9 Dec
I am joining the ”’Reality Corps”’ and blogging about the oxymoron of clean coal………my definition of clean coal is a very nice child molestor!!! There is NO such thing as clean coal==PERIOD!!!!!
The coal companies can try and spend their money to convince you the child molestor named ”clean coal” is a nice guy but he is still a dirty little polluter who will harm your children!!! Be smart, tell the coal companies where to pack their own crap called ”clean coal”!
Coal companies seem to be spending their money marketing coal as “clean” rather than actually making it clean. This has got to stop. That’s why we’re calling them out boldly and publicly on their rhetoric. We’re expecting a major response from the coal industry, and we need your help.
The tag line and core message of the Reality campaign is simply “In Reality, there’s no such thing as clean coal” — highlighting that in America today, no such thing exists. We’re insisting that the coal industry do more than “talk the talk,” but that they now “walk the walk.” We’re challenging them to immediately invest in the technologies that can stop carbon pollution from entering the atmosphere. Over 600 coal plants operate now without such controls and more than 60 new dirty plants are proposed. None of these plants are “clean.”
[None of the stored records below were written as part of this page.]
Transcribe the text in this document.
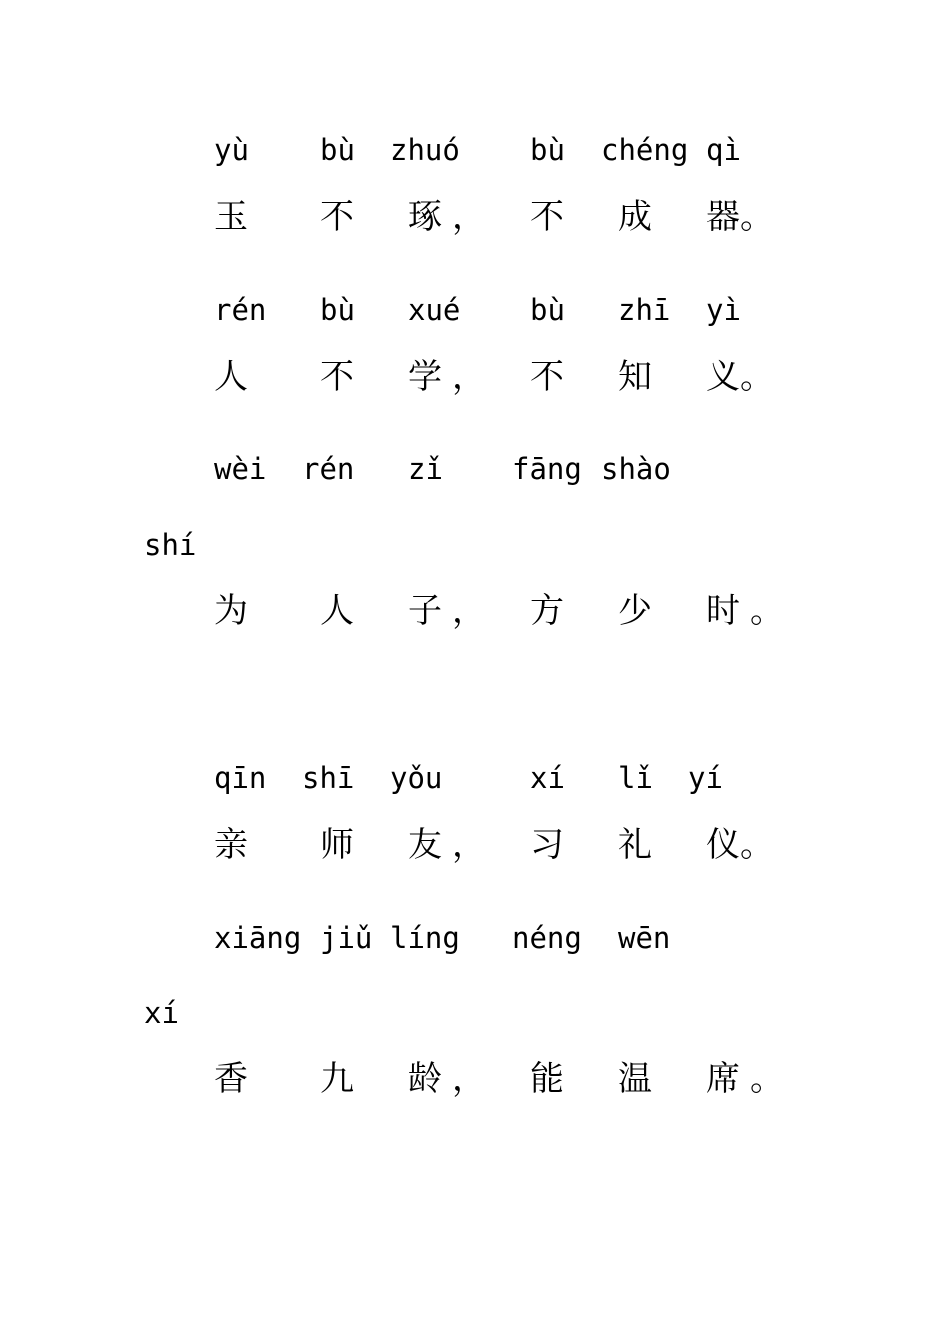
yù bù zhuó bù chéng qì
玉 不 琢 ， 不 成 器。
rén bù xué bù zhī yì
人 不 学 ， 不 知 义。
wèi rén zǐ fāng shào
shí
为 人 子 ， 方 少 时 。
qīn shī yǒu	xí lǐ yí
亲 师 友 ， 习 礼 仪。
xiāng jiǔ líng néng wēn
xí
香 九 龄 ， 能 温 席 。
We’re going to need your help to get out the word, because the coal industry has a lot of money and resources to move their message. Today, to start, we’re asking folks simply to sign up to help — to join the movement and help form a new “Reality Corps.”
9 Dec
People ask me WHY are you so jacked up about China Wind Power??? Answer:::its a GOLDEN OPPORTUNITY to make a fortune over time. APWR is my horse and the pony ran 28% in the last two days!!!
Meanwhile, China could well be on its way to blowing the U.S. out of the water when it comes to harnessing wind energy.
This is a rare energy success story for a country whose carbon emissions were recorded as the highest in the world last year, according to the Netherlands Environmental Assessment Agency.
But the Chinese energy revolution has been quietly gaining strength, observers say.
Like their American counterparts, Chinese tycoons are increasingly directing their investment into renewable power.
Zhu Yuguo, ranks at 102 on the Forbes China Rich List, with a personal fortune of 5.71 billion Yuan and has invested heavily in the wind power industry.
Steve Sawyer of the Global Wind Energy Council said: “China’s wind energy market is unrecognizable from two years ago.”
“It is huge, huge, huge. But it is not realized yet in the outside world,” Sawyer said in an interview with London’s Guardian newspaper.
China’s wind generation has increased by more than 100 percent per year since 2005 and 20 per cent of the power supply to the venues of the Beijing 2008 Olympic Games will come from wind generators, according to the official state agency, Xinhua.
It was initially hoped the country would generate 5 gigawatts of wind by 2010, but that goal was met three years early in 2007. The 2010 goal has now been revised to 10 gigawatts but experts say this could well hit 20 gigawatts.
The Guanting Wind Farm in Beijing has installed capacity of 64.5 megawatts and has supplied 35 million kilowatts of electricity to Beijing so far.
The wind farm is estimated to supply 100 million KWH per year to Beijing, or 300,000 KWH per day, enough to satisfy the consumption of 100,000 households.
However, China still relies heavily on using coal, which supplies 70 per cent of China’s energy needs.
But Junfeng Li of the China Renewable Energy Industries Association has a more optimistic outlook.
In a paper last month, he wrote: “China is witnessing the start of a golden age of wind power development and the magnitude of the growth has caught policymakers off guard.
“It is widely believed that wind power will be able to compete with coal generation by as early as 2015.”